For analysts and practitioners of irregular warfare and resistance doctrine, Belarus’s ghost unions offer an important case study in strategic invisibility.

Their actions:

  • Avoid frontal confrontation
  • Deny legitimacy without escalation
  • Sustain networks without mass mobilization
  • Degrade regime capacity with minimal footprint

This model is particularly valuable in repressive regimes with high surveillance capabilities. Where marches are suicidal and strikes are suicidal, ghost unions offer a third path: constant, undetectable friction.

They also illustrate the utility of economic sabotage as a form of resistance. When done with care, such tactics can wear down an authoritarian system’s legitimacy and operational capacity without triggering violent reprisals or international condemnation.

As future resistance movements emerge in post-Soviet or similarly repressive environments, the Belarusian model may well become a foundational reference.

Conclusion: The Revolution That Stayed to Work

Not all resistance waves end in victory—or in visible martyrdom. Some are forced underground, not into dormancy, but into evolution.

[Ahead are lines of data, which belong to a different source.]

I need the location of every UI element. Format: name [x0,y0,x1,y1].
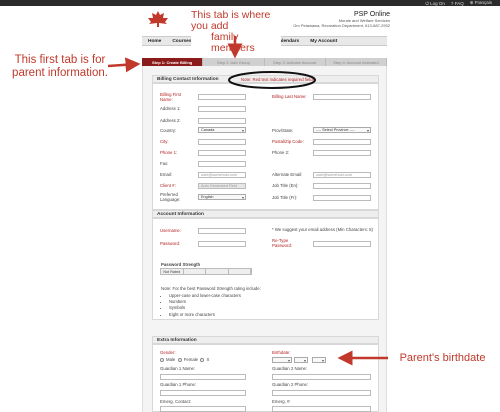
emergency-contact-input[interactable] [160,406,246,412]
female-radio[interactable] [177,358,182,362]
password-label: Password: [160,241,181,246]
guardian2-phone-input[interactable] [272,390,371,396]
strength-segment [228,269,251,274]
password-strength-value: Not Rated [161,269,184,274]
fax-input[interactable] [198,161,246,167]
nav-courses[interactable]: Courses [172,39,191,44]
guardian1-phone-input[interactable] [160,390,246,396]
gender-options: Male Female X [160,357,210,363]
brand-name: PSP Online [353,11,390,18]
tab-create-billing[interactable]: Step 1: Create Billing [142,58,204,66]
username-label: Username: [160,228,182,233]
fax-label: Fax: [160,161,169,166]
required-note: Note: Red text indicates required fields… [241,77,316,82]
guardian2-name-input[interactable] [272,374,371,380]
job-en-label: Job Title (En): [272,183,299,188]
login-link[interactable]: ⏻ Log On [425,1,445,6]
strength-segment [183,269,206,274]
guardian1-name-input[interactable] [160,374,246,380]
birthdate-annotation: Parent's birthdate [399,352,486,364]
retype-password-input[interactable] [313,241,371,247]
alt-email-input[interactable]: user@somehost.com [313,172,371,178]
password-input[interactable] [198,241,246,247]
phone2-input[interactable] [313,150,371,156]
male-radio[interactable] [160,358,164,362]
first-tab-annotation: This first tab is for parent information… [12,54,108,79]
prov-label: Prov/State: [272,128,294,133]
password-strength-label: Password Strength [161,262,201,267]
male-label: Male [166,357,176,363]
address2-label: Address 2: [160,118,181,123]
billing-first-name-label: Billing First Name: [160,92,182,102]
list-item: Eight or more characters [169,312,241,318]
phone1-label: Phone 1: [160,150,178,155]
city-input[interactable] [198,139,246,145]
country-select[interactable]: Canada [198,127,246,133]
phone1-input[interactable] [198,150,246,156]
birth-year-select[interactable] [272,357,292,363]
x-label: X [206,357,210,363]
guardian1-name-label: Guardian 1 Name: [160,366,196,371]
username-suggestion: * We suggest your email address (Min Cha… [272,227,373,232]
guardian2-name-label: Guardian 2 Name: [272,366,308,371]
job-fr-input[interactable] [313,195,371,201]
extra-section-title: Extra Information [152,336,379,344]
emergency-number-label: Emerg. #: [272,399,291,404]
retype-password-label: Re-Type Password: [272,238,293,248]
password-rules-list: Upper-case and lower-case characters Num… [164,293,241,318]
client-number-field: Auto Generated Field [198,183,246,189]
tab-activate-account[interactable]: Step 3: Activate Account [265,58,326,66]
alt-email-label: Alternate Email: [272,172,303,177]
email-label: Email: [160,172,172,177]
birthdate-label: Birthdate: [272,350,291,355]
account-section-title: Account Information [152,210,379,218]
password-strength-meter: Not Rated [160,268,252,275]
guardian1-phone-label: Guardian 1 Phone: [160,382,197,387]
gender-label: Gender: [160,350,176,355]
nav-my-account[interactable]: My Account [310,39,337,44]
faq-link[interactable]: ? FAQ [451,1,464,6]
emergency-contact-label: Emerg. Contact: [160,399,192,404]
city-label: City: [160,139,169,144]
birth-day-select[interactable] [312,357,326,363]
password-rules-intro: Note: For the best Password Strength rat… [161,286,261,291]
job-fr-label: Job Title (Fr): [272,195,298,200]
nav-home[interactable]: Home [148,39,161,44]
form-area: Billing Contact Information Note: Red te… [142,66,387,412]
strength-segment [206,269,229,274]
birth-month-select[interactable] [294,357,308,363]
maple-leaf-logo-icon[interactable] [147,10,169,28]
job-en-input[interactable] [313,183,371,189]
email-input[interactable]: user@somehost.com [198,172,246,178]
emergency-number-input[interactable] [272,406,371,412]
tab-annotation-line1: This tab is where you add [191,9,271,32]
tab-add-group[interactable]: Step 2: Add Group [203,58,265,66]
tab-account-activated[interactable]: Step 4: Account Activated [326,58,387,66]
guardian2-phone-label: Guardian 2 Phone: [272,382,309,387]
pref-lang-select[interactable]: English [198,194,246,200]
billing-first-name-input[interactable] [198,94,246,100]
phone2-label: Phone 2: [272,150,290,155]
brand-subtitle-2: Gm Petawawa, Recreation Department, 613-… [293,23,390,28]
username-input[interactable] [198,228,246,234]
address1-input[interactable] [198,106,246,112]
brand-block: PSP Online Morale and Welfare Services G… [293,11,390,28]
x-radio[interactable] [200,358,205,362]
address2-input[interactable] [198,118,246,124]
pref-lang-label: Preferred Language: [160,192,181,202]
prov-select[interactable]: ---- Select Province ---- [313,127,371,133]
client-label: Client #: [160,183,176,188]
tab-annotation-line2: family members [211,31,255,54]
billing-last-name-input[interactable] [313,94,371,100]
address1-label: Address 1: [160,106,181,111]
postal-label: Postal/Zip Code: [272,139,304,144]
tab-annotation: This tab is where you add family members [191,10,281,54]
country-label: Country: [160,128,177,133]
female-label: Female [183,357,199,363]
billing-last-name-label: Billing Last Name: [272,94,307,99]
postal-input[interactable] [313,139,371,145]
step-tabs: Step 1: Create Billing Step 2: Add Group… [142,58,387,66]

In Belarus, the revolutionaries didn’t disappear. They returned to work.

But they brought resistance with them—into the steel presses, the switchboards, the circuit rooms, and the HR offices. Into the time clocks and the supply orders. Into the routines that keep the regime alive.

The ghost unions of Belarus may never appear in the headlines. But they are there. Working less. Working slower. Refusing, in silence.

And sometimes, that’s all it takes to keep the flame alive.

References

  • Belarus Solidarity Foundation (BYSOL). (2023). Support mechanisms for Belarusian civil resistance. Retrieved from https://bysol.org
  • Belsat TV. (2022, October 14). Interview with Cyber Partisans: Disruption tactics and encrypted coordination [Video]. Belsat News. https://belsat.eu
  • Belarusian Independent Trade Union. (2022). Final public statement before liquidation [Archived press release]. Retrieved from https://archive.bntu.org
  • BYPOL. (2022–2024). Telegram communications and operational updates on Belarusian sabotage incidents [Telegram channel]. https://t.me/bypol
  • Human Rights Watch. (2022, July 18). Belarus: Crackdown on labor unions. Retrieved from https://www.hrw.org/news/2022/07/18/belarus-crackdown-labor-unions
  • International Trade Union Confederation. (2023). Survey of violations of trade union rights – Belarus. Brussels, Belgium: ITUC Publications. Retrieved from https://www.ituc-csi.org
  • Sabotage Without Sound. (2024). An anonymous manual for economic resistance under authoritarian regimes [PDF manuscript, distributed via secure channel]. Archived by author.